A crude oil rig drills a well outside Watford City, North Dakota. U.S. crude supplies rose 5.3 percent to 374.5 million barrels in the four weeks ended Oct. 11, the Energy Information Administration said yesterday.

West Texas Intermediate crude is poised to extend its slide below $100 a barrel through the end of the year as U.S. supplies surge, tensions with Iran ease and political wrangling in Washington goes on.

The U.S. benchmark grade will decline $2 more by Dec. 31, according to the mean of 16 analysts and traders surveyed by Bloomberg. Prices fell to a three-month low yesterday in New York after a government report showed a U.S. stockpile gain, while renewed talks on Iran’s nuclear program allay the risk of a wider Middle East conflict and American political deadlock endangers economic growth.

“Fundamentally, the world in general and the U.S. in particular is very well supplied,” said Tom Finlon, director of Energy Analytics Group LLC based in Jupiter, Florida, who is looking for WTI to fall to $92 at the end of 2013.

Futures in New York have declined 12 percent since Sept. 6 as Iran signaled that it’s prepared to make concessions on its nuclear research, damping the risk that friction with the OPEC member may halt exports from the region. The U.S. grade is lagging behind its rival global oil benchmark, North Sea Brent, as soaring American output helps the country achieve its highest level of energy independence in decades.

WTI for November delivery fell $1.42, or 1.4 percent, to $97.80 a barrel on the New York Mercantile Exchange, the lowest settlement since June 28. The December contract dropped $1.38, or 1.4 percent, to $98.30. Brent for December climbed 33 cents, or 0.3 percent, to end the session at $109.97 a barrel on the London-based ICE Futures Europe exchange.

Price Range

The WTI price projections ranged from $85 to $106 in the survey conducted yesterday. The forecast decline to about $97 would still leave the contract at the second-highest year-end level on record, surpassed by $98.83 on Dec. 30, 2011.
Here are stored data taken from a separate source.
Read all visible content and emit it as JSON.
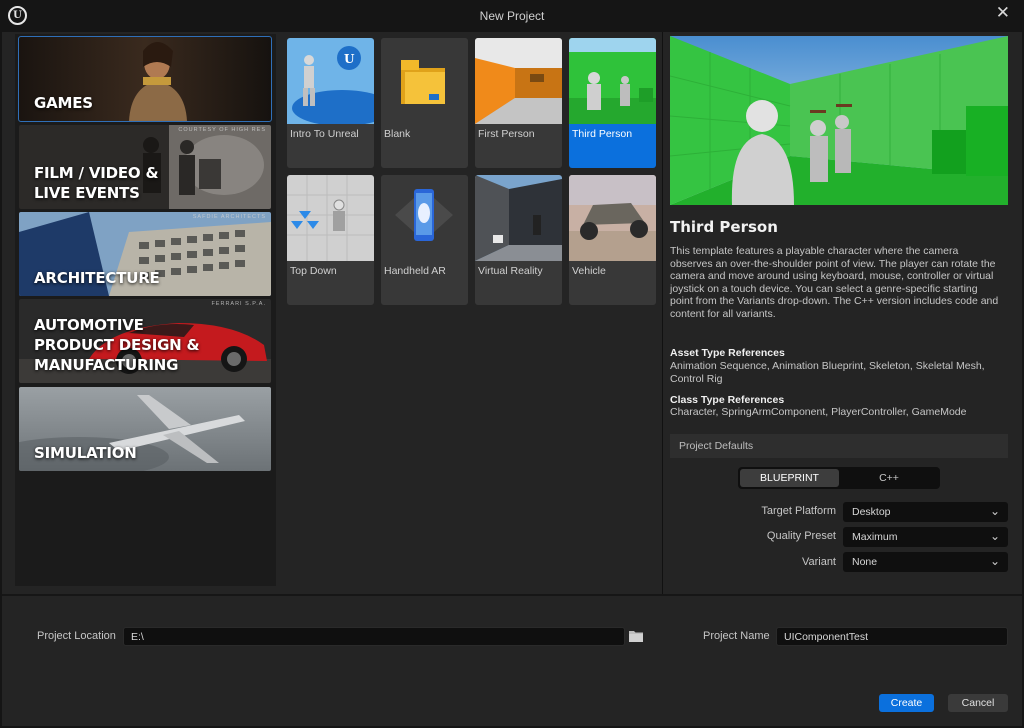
{
  "window": {
    "title": "New Project",
    "logo_glyph": "U"
  },
  "categories": [
    {
      "label": "GAMES",
      "credit": "",
      "selected": true
    },
    {
      "label": "FILM / VIDEO & LIVE EVENTS",
      "credit": "COURTESY OF HIGH RES",
      "selected": false
    },
    {
      "label": "ARCHITECTURE",
      "credit": "SAFDIE ARCHITECTS",
      "selected": false
    },
    {
      "label": "AUTOMOTIVE PRODUCT DESIGN & MANUFACTURING",
      "credit": "FERRARI S.P.A.",
      "selected": false
    },
    {
      "label": "SIMULATION",
      "credit": "",
      "selected": false
    }
  ],
  "category_lines": {
    "games": [
      "GAMES"
    ],
    "film": [
      "FILM / VIDEO &",
      "LIVE EVENTS"
    ],
    "architecture": [
      "ARCHITECTURE"
    ],
    "automotive": [
      "AUTOMOTIVE",
      "PRODUCT DESIGN &",
      "MANUFACTURING"
    ],
    "simulation": [
      "SIMULATION"
    ]
  },
  "templates": [
    {
      "label": "Intro To Unreal",
      "selected": false
    },
    {
      "label": "Blank",
      "selected": false
    },
    {
      "label": "First Person",
      "selected": false
    },
    {
      "label": "Third Person",
      "selected": true
    },
    {
      "label": "Top Down",
      "selected": false
    },
    {
      "label": "Handheld AR",
      "selected": false
    },
    {
      "label": "Virtual Reality",
      "selected": false
    },
    {
      "label": "Vehicle",
      "selected": false
    }
  ],
  "details": {
    "title": "Third Person",
    "description": "This template features a playable character where the camera observes an over-the-shoulder point of view. The player can rotate the camera and move around using keyboard, mouse, controller or virtual joystick on a touch device. You can select a genre-specific starting point from the Variants drop-down. The C++ version includes code and content for all variants.",
    "asset_refs_heading": "Asset Type References",
    "asset_refs": "Animation Sequence, Animation Blueprint, Skeleton, Skeletal Mesh, Control Rig",
    "class_refs_heading": "Class Type References",
    "class_refs": "Character, SpringArmComponent, PlayerController, GameMode"
  },
  "defaults": {
    "section_label": "Project Defaults",
    "language_options": [
      "BLUEPRINT",
      "C++"
    ],
    "language_selected": "BLUEPRINT",
    "target_platform": {
      "label": "Target Platform",
      "value": "Desktop"
    },
    "quality_preset": {
      "label": "Quality Preset",
      "value": "Maximum"
    },
    "variant": {
      "label": "Variant",
      "value": "None"
    }
  },
  "footer": {
    "location_label": "Project Location",
    "location_value": "E:\\",
    "name_label": "Project Name",
    "name_value": "UIComponentTest",
    "create_label": "Create",
    "cancel_label": "Cancel"
  },
  "colors": {
    "accent": "#0b70dd",
    "background": "#242424",
    "panel": "#1b1b1b",
    "tile": "#383838"
  }
}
U.S. crude supplies rose 5.3 percent to 374.5 million barrels in the four weeks ended Oct. 11, the Energy Information Administration said yesterday. U.S. production reached 7.83 million barrels a day in the week ended Sept. 13, the most since May 1989, according to the EIA, the Energy Department’s statistical arm.

U.S. crude production has surged as the combination of horizontal drilling and hydraulic fracturing, or fracking, has unlocked supplies trapped in shale formations in the central part of the nation. Canadian oil sands output will rise at an annual rate of about 250,000 barrels a day through the end of the decade from about 1.8 million barrels now, Altaf Nanji, an analyst at RBC Capital Markets in Toronto, wrote on Oct. 11.

Gasoline Prices

Additional crude supplies have helped push the average price for regular gasoline at U.S. pumps to its lowest level in almost nine months, data from Lundberg Survey Inc. show. Regular grade slid 2.01 cents in the past two weeks to $3.3628 a gallon, the least since Jan. 25, the Camarillo, California-based company said Oct. 20.
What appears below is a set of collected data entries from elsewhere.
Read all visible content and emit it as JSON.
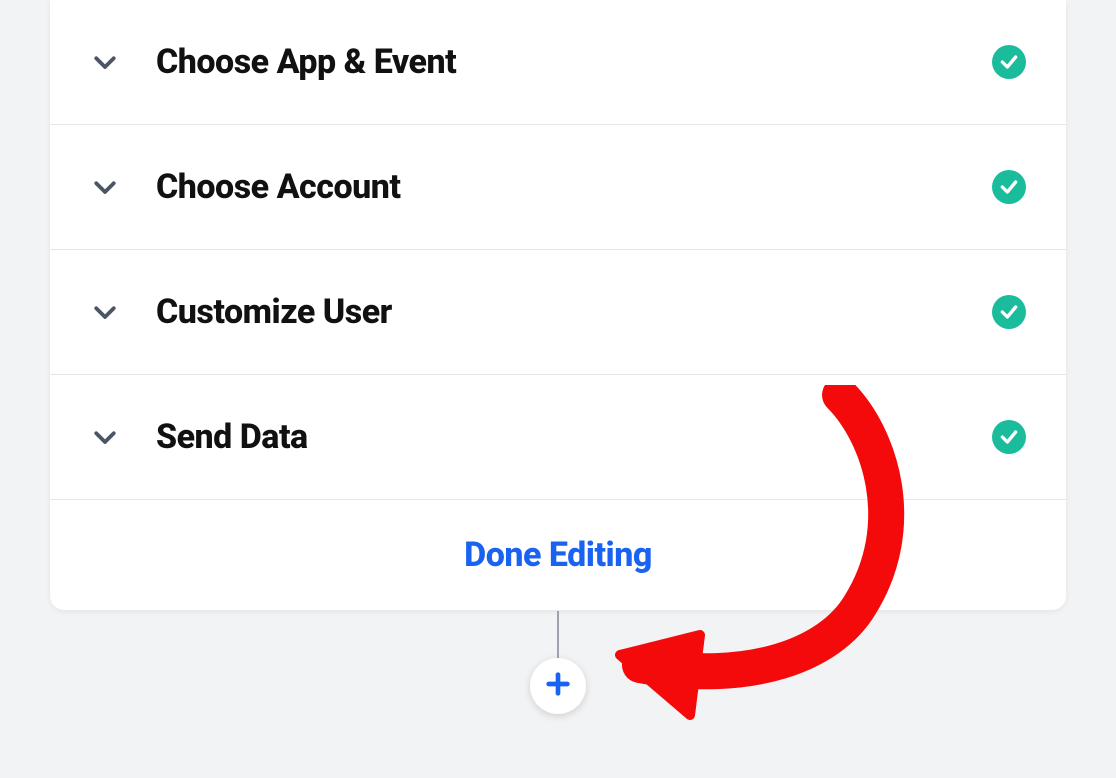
{
  "steps": [
    {
      "label": "Choose App & Event",
      "complete": true
    },
    {
      "label": "Choose Account",
      "complete": true
    },
    {
      "label": "Customize User",
      "complete": true
    },
    {
      "label": "Send Data",
      "complete": true
    }
  ],
  "done_label": "Done Editing",
  "colors": {
    "accent": "#1a63f2",
    "success": "#1abc9c",
    "annotation": "#f40a0a"
  }
}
Crude stockpiles at Cushing, Oklahoma, the delivery point for WTI, rose by 366,000 barrels to 33 million last week. It was the first increase since June. Supplies at the hub have decreased as improved pipeline networks and shipments by rail eased a North American supply glut created by the rising output.

“We should also be moving lower because of the rise in supplies in Cushing, even with the opening of pipeline and rail routes,” said Bob Yawger, director of the futures division at Mizuho Securities USA Inc. in New York, who projects WTI will drop to $92.50 by year-end. “This shows what an avalanche of oil is coming from the oil sands in Alberta and the shale fields in the U.S.”

Iran Talks

Iran and world powers last week held two days of talks on the Persian Gulf nation’s nuclear program, negotiations described by diplomats present as the most-detailed ever. Talks are set to resume on Nov. 7 in Geneva. Iranian President Hassan Rouhani and U.S. President Barack Obama spoke by phone last month, the highest level contact between leaders of the two countries since the 1979 Islamic Revolution.

Sanctions imposed over the nuclear program have hindered Iran’s ability to export oil. Iran, the Organization of Petroleum Exporting Countries’ second-biggest producer in June 2012, was in sixth place last month, according to a Bloomberg survey of companies, producers and analysts.

U.S. Shutdown

A 16-day partial shutdown of the U.S. government “inflicted completely unnecessary damage” to the nation’s economy, Obama said Oct. 17 after signing a bill to reopen the government through Jan. 15 and extend borrowing authority to Feb. 7.

The government closing shaved at least 0.6 percent from U.S. fourth-quarter gross-domestic-product growth, Standard & Poor’s said in a report Oct. 16. Americans in October were the most pessimistic about the nation’s economic prospects in almost two years, as concern mounted that the political gridlock in Washington would hurt the expansion, according to the Bloomberg Consumer Comfort Index of expectations.

Total products supplied, a measure of U.S. fuel demand, fell 2.7 percent from a year earlier to 19 million barrels a day in the week ended Oct. 11, the EIA reported.

“I expect prices to reach $90 by year’s end, as the current period of demand weakness will undermine the bulls, and absent any negative geopolitical news, market fundamentals will put pressure on the price,” said Michael Lynch, president of Strategic Energy & Economic Research in Winchester, Massachusetts.

Supply disruptions across the Middle East and Africa outweigh the rise in North American production and the reduced geopolitical premium, said Seth Kleinman, head of energy strategy at Citigroup Inc. in London.

Libyan Output

Libyan output tumbled 275,000 barrels to 300,000 barrels a day in September, the Bloomberg survey showed. It was the sixth straight decline and sent production to the lowest level since September 2011. The African country is pumping more than 600,000 barrels a day, Mohamed El Harari, a spokesman for Libya’s state-run National Oil Corp., said yesterday in an interview in Tunis.

Nigeria’s Movement for the Emancipation of the Niger Delta said yesterday that it plans to escalate a violent campaign of disruption to oil output in Africa’s leading producer. Attacks including kidnappings and bombing of oil installations by groups including MEND cut more than 28 percent of Nigeria’s oil output from 2006 to 2009, according to data compiled by Bloomberg.

“I don’t disagree with the bearish arguments, I just think the geopolitics are probably being underestimated,” Kleinman said. “We don’t expect a significant jump in Iran exports any time soon, and Libya’s bouncing around. Nigeria seems to be getting worse rather than better.”